Smith also cited his desire to “reinvent international news for the social age” as one of the principle motivations behind the hiring of Elder, someone with a knowledge of social media as a tool for driving conversation about breaking news developments. BuzzFeed’s CEO Jonah Peretti told Foreign Policy that the Boston Marathon bombings constituted a real eye-opener to the potential of social media sites as sources of serious breaking news coverage. “With the Boston bombings, we saw something new,” Peretti told the site. “People started tweeting from the scene, and the front page stats jumped.” What it is hoped that Elder and her foreign desk will contribute to, then, with their quality standards of journalistic practice such as accuracy and integrity, is an authentication of BuzzFeed as a force of breaking news that can be relied upon by the increasing number of internet users who are using the site for their daily news fix.

Launched in October 2006, BuzzFeed began life – and is still viewed by many – as “no more than a glorified forum for cat videos,” in the words of paidcontent.org. It started off, and remains, a platform for the essence of viral media circulating the web in the form of videos, images, memes and links. In 2011, however, the site signaled a dramatic change in strategy when it hired Politico’s Ben Smith as editor-in-chief, with the aim of creating a new type of media that blends serious news coverage with light and trivial anecdotes and jokes.
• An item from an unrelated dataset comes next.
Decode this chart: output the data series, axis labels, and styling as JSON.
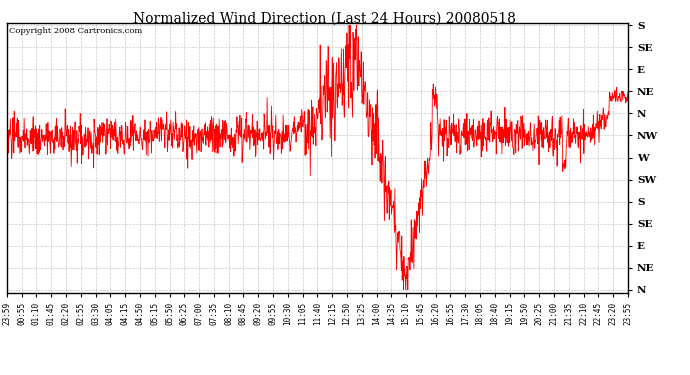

After visiting BuzzFeed’s London offices (see WAN-IFRA blog article, ‘6 talking points from our visit to BuzzFeed UK’), WAN-IFRA discovered that the position of foreign editor is not the only new addition to their team. BuzzFeed’s Luke Lewis spoke of his identification of science as a quintessentially British topic, which led to their decision to recruit a science editor as well. The job ad describes the ideal candidate as a “social media obsessive” who will “carve out a distinctive voice for BuzzFeed’s science coverage” and “make BuzzFeed a destination for the hottest, most viral science content on the web.”
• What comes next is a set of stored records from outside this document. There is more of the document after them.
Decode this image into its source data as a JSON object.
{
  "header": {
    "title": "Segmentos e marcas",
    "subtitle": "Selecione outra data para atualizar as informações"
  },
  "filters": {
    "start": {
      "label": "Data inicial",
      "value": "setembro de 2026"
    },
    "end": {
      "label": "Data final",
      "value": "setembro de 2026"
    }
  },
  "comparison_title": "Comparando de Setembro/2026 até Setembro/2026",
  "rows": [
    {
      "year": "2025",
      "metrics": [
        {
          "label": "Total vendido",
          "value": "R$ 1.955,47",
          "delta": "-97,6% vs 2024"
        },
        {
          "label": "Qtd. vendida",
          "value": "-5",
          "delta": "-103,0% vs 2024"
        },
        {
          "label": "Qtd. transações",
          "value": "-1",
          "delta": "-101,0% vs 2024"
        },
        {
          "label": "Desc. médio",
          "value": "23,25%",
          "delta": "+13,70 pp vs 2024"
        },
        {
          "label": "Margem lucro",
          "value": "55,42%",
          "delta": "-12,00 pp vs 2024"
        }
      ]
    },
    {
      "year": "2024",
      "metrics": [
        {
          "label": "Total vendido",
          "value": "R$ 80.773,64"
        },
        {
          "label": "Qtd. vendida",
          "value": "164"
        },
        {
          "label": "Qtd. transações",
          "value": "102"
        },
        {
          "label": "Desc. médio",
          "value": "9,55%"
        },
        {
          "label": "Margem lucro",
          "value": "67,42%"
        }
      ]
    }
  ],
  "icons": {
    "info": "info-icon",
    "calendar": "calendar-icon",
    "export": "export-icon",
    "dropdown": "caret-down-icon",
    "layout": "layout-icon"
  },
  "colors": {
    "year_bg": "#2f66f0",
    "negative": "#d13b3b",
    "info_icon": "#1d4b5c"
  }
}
WAN-IFRA also recently reported on Twitter’s appointment of Simon Rogers as their ‘data editor’, and on their hunt for a ‘head of News and Journalism’ who would be able to strategise an increase in the “volume and quality of professional news content on Twitter, especially in breaking news,” both moves which signal the social network’s desire to be taken more seriously as a credible source of world news.

With its recent recruitment drive, it appears that BuzzFeed is far removed from the current trend for shrinking newsrooms that is plaguing the news industry. Unlike many struggling newspapers, BuzzFeed is currently in a strong position due to recent investments and widespread enthusiasm for its “native advertising” model. Editor-in-Chief Ben Smith has recognised that “foreign coverage is one of the last spheres where new media haven’t competed aggressively with newspapers and television networks,” and hopes that now is the right time for social media sites to do so by taking to the stage as real players in the news business.